Doch die 59-Jährige wird in ihrer Amtszeit, die bis Juni 2012 reicht, auch an anderen Fronten zum Einsatz kommen: Die drei großen Seuchen Aids, Malaria und Tuberkulose sind kaum zu bekämpfen, obwohl die WHO viel Geld in entsprechende Programme steckt. Auch an nicht ansteckenden Krankheiten wie Krebs sterben immer mehr Menschen. Die Weltbevölkerung ist nicht gesund – und eine chinesische Ärztin soll helfen, sie zu kurieren.
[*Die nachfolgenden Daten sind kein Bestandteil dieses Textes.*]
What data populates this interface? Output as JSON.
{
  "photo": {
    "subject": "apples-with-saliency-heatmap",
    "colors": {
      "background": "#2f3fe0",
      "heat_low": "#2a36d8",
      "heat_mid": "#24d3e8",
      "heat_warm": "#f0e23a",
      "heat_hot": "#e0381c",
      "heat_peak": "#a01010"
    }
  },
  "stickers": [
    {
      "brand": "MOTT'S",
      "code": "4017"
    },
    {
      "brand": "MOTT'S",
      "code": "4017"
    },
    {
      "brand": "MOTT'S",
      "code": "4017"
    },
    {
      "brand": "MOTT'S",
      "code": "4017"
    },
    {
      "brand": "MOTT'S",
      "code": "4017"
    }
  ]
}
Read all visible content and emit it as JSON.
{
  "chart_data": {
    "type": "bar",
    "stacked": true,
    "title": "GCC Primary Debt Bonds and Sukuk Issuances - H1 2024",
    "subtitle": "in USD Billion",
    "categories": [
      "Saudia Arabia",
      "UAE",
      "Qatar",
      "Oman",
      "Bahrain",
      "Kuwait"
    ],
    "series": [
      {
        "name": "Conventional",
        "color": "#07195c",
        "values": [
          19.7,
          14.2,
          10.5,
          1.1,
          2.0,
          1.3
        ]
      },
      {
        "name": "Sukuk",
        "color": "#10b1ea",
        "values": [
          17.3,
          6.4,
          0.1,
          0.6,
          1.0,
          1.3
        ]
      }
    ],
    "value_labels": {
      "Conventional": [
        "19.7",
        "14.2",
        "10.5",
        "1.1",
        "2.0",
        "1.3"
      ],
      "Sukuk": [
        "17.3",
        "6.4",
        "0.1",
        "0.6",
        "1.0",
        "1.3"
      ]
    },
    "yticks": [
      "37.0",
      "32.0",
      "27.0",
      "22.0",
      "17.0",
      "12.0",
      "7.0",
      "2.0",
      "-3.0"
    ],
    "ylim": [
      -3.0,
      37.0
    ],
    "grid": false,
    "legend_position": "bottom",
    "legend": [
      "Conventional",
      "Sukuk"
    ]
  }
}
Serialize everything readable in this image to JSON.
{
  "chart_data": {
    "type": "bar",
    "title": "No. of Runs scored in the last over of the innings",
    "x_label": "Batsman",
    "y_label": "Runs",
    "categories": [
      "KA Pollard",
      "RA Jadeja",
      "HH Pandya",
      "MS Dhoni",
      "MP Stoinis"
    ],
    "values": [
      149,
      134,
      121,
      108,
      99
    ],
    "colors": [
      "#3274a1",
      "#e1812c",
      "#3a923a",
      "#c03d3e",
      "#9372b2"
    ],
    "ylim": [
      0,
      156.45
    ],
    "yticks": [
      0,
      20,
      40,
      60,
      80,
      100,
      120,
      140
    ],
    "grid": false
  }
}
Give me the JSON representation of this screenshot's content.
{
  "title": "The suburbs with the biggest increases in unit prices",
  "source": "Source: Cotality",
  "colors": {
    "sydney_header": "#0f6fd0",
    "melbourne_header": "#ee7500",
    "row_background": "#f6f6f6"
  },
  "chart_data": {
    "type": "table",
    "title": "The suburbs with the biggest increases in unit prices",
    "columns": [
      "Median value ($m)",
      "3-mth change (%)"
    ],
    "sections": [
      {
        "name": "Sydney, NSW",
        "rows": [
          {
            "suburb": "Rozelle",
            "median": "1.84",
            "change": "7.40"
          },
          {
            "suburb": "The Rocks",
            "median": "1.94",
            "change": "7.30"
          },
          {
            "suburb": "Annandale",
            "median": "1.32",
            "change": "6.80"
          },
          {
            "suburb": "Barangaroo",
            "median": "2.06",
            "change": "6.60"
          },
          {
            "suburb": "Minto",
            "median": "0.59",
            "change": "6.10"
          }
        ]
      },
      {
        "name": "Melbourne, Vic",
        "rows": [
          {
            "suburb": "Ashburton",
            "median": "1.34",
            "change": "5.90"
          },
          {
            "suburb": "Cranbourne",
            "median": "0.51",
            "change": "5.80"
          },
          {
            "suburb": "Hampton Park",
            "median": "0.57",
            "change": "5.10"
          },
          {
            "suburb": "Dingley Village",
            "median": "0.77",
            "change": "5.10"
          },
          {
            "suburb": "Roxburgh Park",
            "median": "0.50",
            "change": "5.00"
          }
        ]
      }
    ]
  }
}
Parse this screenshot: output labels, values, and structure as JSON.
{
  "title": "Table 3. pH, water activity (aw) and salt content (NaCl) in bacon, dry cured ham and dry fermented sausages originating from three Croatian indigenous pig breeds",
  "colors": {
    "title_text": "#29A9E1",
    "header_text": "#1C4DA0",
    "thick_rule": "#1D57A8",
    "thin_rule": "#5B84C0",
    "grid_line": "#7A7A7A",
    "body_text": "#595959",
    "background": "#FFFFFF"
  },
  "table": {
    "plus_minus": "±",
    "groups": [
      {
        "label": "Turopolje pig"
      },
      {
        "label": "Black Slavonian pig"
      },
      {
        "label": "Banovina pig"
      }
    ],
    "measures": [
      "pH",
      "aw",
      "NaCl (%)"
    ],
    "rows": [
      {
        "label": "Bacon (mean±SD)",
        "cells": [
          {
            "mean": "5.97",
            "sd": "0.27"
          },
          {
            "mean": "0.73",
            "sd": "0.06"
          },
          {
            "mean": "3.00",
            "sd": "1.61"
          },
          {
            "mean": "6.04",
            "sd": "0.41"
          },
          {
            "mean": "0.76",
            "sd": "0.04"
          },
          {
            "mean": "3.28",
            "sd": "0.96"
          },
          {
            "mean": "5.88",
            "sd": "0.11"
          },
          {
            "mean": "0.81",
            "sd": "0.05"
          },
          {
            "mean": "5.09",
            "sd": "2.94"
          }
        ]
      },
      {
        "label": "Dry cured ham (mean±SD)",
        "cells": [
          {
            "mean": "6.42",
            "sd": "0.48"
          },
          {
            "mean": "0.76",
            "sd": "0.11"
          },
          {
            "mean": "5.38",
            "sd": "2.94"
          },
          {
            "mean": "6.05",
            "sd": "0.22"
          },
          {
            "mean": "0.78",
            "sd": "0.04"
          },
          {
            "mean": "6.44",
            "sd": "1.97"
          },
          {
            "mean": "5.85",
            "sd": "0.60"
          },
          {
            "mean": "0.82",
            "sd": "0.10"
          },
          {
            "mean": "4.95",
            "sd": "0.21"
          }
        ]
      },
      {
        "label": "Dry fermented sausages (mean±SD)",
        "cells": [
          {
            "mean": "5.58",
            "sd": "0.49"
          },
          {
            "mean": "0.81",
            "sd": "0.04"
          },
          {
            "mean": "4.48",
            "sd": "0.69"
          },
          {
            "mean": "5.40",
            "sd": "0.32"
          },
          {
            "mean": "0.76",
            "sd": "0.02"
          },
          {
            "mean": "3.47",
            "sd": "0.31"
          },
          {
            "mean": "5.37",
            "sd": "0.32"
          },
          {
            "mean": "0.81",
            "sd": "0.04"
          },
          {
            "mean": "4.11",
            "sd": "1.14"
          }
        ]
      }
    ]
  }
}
„Die Gesundheit der Frauen und die Gesundheit der Menschen Afrikas werden ein Schwerpunkt meiner Arbeit“, umriss die verheiratete Frau und Mutter eines Sohnes ihre künftigen Prioritäten. „Mein Herz gehört ihnen.“ So weist die WHO in ihrem Weltgesundheitsreport 2006 darauf hin, dass in den südlich der Sahara gelegenen Ländern Afrikas Jahr für Jahr immer noch knapp 1,2 Millionen Neugeborene sterben. Auch den Kampf gegen die Beschneidung von Frauen hat sich die Organisation der Vereinten Nationen zur Aufgabe gemacht.

Als WHO-Chefin muss Chan den globalen Kampf gegen die gefährlichsten Malaisen koordinieren. Das nötige Rüstzeug für ihren schweren Job bringt die bisherige beigeordnete Generaldirektorin, die 1997 in Kanada ein Medizinstudium abschloss, mit: 2003 fing sie bei der Weltgesundheitsorganisation an und bereits zwei Jahre später stieg sie zur Leiterin der Abteilung zur Bekämpfung von Infektionskrankheiten auf. Auch das Programm gegen die Vogelgrippe leitete die Chinesin.